Henry Hoffstot went to Harvard and when he was drafted into the Army in December 1942 and joined the 44th Infantry Division as an infantryman. He later entered the Army Specialized Training Program (ASTP), and then he was sent to Lincoln, Nebraska for several months to study German. With such skills, Henry was then placed in the highly secretive Counter Intelligence Corps (CIC).
Henry’s CIC unit went throughout Germany occupying villagers’ houses and gathering information. On one mission, his unit received word that Magnus von Braun and his brother wanted to surrender. When the pair came down from the mountains to turn themselves in, it was Henry’s job to guard the prisoners. As a surprise to everyone, the CIC men had captured the famed German rocket scientist and missile commander, Wernher von Braun. As history shows, the capture was the beginning of Braun’s eventual journey out of Germany and into the American rocket program, where he became the father of the Saturn V rocket that launched the US into space and onto the moon.
Acclimating back into society in 1946 and leading a productive life after the war was a natural thing for Henry to do. Since the war he has had quite a distinguished career as a lawyer. Well into his nineties, he still goes to the office and serves on the board at Phipps Conservatory. However, above all his military and professional accomplishments, Henry’s greatest pride is in his children and grandchildren.

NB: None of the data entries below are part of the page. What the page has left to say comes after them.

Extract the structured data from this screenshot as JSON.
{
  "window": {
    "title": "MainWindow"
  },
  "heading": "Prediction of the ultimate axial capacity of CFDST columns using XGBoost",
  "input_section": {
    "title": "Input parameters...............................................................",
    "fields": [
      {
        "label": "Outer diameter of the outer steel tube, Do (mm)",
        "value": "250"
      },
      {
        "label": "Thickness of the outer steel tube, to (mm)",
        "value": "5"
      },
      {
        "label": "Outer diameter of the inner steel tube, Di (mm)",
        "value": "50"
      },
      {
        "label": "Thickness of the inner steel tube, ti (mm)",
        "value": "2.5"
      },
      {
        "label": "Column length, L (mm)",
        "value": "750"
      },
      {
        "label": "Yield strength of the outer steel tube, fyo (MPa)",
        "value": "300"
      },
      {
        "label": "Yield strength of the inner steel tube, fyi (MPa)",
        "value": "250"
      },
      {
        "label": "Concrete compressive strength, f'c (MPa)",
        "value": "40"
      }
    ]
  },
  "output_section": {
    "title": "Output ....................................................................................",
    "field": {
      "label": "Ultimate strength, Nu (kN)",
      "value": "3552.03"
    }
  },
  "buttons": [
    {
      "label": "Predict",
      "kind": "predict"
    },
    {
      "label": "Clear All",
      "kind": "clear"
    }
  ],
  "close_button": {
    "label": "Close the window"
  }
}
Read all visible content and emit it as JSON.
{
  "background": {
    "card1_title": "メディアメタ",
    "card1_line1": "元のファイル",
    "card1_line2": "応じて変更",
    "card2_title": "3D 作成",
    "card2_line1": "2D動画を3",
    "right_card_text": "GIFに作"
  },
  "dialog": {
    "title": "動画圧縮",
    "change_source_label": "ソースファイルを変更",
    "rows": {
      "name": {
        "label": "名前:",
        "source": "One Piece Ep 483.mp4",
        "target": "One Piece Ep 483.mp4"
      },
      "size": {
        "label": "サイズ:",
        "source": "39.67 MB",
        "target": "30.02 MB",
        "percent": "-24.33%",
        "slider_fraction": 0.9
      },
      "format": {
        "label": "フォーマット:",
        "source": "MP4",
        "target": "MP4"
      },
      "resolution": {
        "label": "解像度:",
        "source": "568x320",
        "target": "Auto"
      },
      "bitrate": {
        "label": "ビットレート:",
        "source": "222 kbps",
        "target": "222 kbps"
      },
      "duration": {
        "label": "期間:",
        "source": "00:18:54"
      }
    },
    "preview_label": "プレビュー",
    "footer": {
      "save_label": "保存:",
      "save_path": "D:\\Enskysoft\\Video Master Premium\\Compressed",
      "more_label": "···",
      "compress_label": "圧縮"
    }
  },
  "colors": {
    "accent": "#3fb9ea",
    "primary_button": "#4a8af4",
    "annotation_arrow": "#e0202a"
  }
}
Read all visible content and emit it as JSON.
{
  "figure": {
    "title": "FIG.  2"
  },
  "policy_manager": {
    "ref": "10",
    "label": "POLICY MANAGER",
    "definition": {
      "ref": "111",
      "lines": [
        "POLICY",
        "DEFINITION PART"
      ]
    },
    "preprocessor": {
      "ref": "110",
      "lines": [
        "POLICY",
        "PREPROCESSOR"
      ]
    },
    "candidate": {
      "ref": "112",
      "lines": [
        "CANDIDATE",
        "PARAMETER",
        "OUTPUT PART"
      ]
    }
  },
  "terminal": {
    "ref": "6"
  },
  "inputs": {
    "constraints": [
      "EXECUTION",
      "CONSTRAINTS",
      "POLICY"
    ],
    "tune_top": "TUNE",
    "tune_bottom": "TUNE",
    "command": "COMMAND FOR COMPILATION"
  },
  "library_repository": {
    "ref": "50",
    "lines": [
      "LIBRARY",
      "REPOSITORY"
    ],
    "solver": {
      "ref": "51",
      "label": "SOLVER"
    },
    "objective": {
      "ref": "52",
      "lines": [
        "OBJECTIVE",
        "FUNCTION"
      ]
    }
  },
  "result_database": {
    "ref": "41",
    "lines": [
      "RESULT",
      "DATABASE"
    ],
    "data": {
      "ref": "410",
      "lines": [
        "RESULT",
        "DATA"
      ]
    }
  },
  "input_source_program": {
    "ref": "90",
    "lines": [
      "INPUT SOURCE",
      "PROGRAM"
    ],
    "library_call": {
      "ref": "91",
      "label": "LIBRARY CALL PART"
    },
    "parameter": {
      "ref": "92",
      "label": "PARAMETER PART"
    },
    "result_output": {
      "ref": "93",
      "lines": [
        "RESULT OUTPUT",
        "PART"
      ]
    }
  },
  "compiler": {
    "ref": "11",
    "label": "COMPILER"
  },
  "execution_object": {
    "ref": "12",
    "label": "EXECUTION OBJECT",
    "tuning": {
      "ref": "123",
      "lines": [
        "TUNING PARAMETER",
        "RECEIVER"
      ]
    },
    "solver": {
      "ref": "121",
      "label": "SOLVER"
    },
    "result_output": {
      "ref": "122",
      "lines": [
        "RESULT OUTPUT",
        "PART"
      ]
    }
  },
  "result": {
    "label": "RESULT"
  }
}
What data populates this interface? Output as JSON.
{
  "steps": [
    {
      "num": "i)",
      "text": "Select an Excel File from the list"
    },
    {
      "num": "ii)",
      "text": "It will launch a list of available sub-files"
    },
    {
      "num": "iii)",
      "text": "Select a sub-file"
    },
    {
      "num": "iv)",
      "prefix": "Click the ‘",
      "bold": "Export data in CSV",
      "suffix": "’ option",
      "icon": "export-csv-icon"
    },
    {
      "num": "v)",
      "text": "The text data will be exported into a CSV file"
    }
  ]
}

In April 2014, WWII veteran Henry Hoffstot joined us for our second veterans oral history educational project at Winchester-Thurston School in Pittsburgh, Pennsylvania. He was part of our effort to work with teachers and students to provide an interesting workshop covering the oral history process, appropriate interview questions, special considerations when interviewing veterans, active listening skills, and oral history ethics.
Henry Phipps Hoffstot, Jr. died peacefully on June 29, 2015 at his home on Fifth Avenue. As was his wish, he died in the same bedroom where his mother had died nearly half a century ago. He was 97. Mr. Hoffstot was born on Dunmoyle Street in Pittsburgh on November 13, 1917, the second son of Henry Phipps Hoffstot and Marguerite Martin. He attended Misses Bradshaws’ School on School House Lane and was graduated from Shady Side Academy in 1935, Harvard College in 1939, and Harvard Law School in 1942.
He served in the United States Army from 1942-1946 as a Second Lieutenant in the Counter Intelligence Corps and was credited with the arrest of Werner von Braun.
He joined Reed, Smith, Shaw & McClay in 1942, where he was Assistant Managing Partner from 1972 to 1983. He remained at the firm for seventy-three years, going to the office regularly until the end of 2014. In 1947, he married Barbara Snyder Drew, daughter of Mary Snyder and James Byron Drew, Chief Justice of the Commonwealth of Pennsylvania. They had two children, a daughter, Thayer Drew, and a son, Henry Phipps Hoffstot III, who is married to the former Daryln Upson Todd Brewer. Mr. Hoffstot had five grandchildren: Ian Hoffstot Unterman; Megan Drew; Dominey Drew; Henry Fife Hoffstot; and Maeve Upson Hoffstot. Mr. Hoffstot served on numerous boards, including Carnegie Institute, Carnegie Library of Pittsburgh, Carnegie Museum of Natural History, Phipps Conservatory, Opera Theater of Pittsburgh, the Mendelssohn Choir of Pittsburgh, the American Museum in Britain, the Morewood-Shadyside Civic Association, St. Edmund’s Academy, the Visiting Nurse Foundation, Family and Children’s Services, The Biltmore in Asheville, North Carolina, Preservation Foundation of Palm Beach, and Pittsburgh History & Landmarks Foundation, among many others. He was director of the Pennsgrove Water Supply Company and the Heppenstall and Midvale-Heppenstall Companies. Over the course of five decades, he served as a Deacon, Elder, President of the Board of Trustees, Ruling Elder, and Clerk of the Session of Shadyside Presbyterian Church. He had homes in Pittsburgh, New Waterford, Ohio, Palm Beach, Florida, and County Galway, Ireland.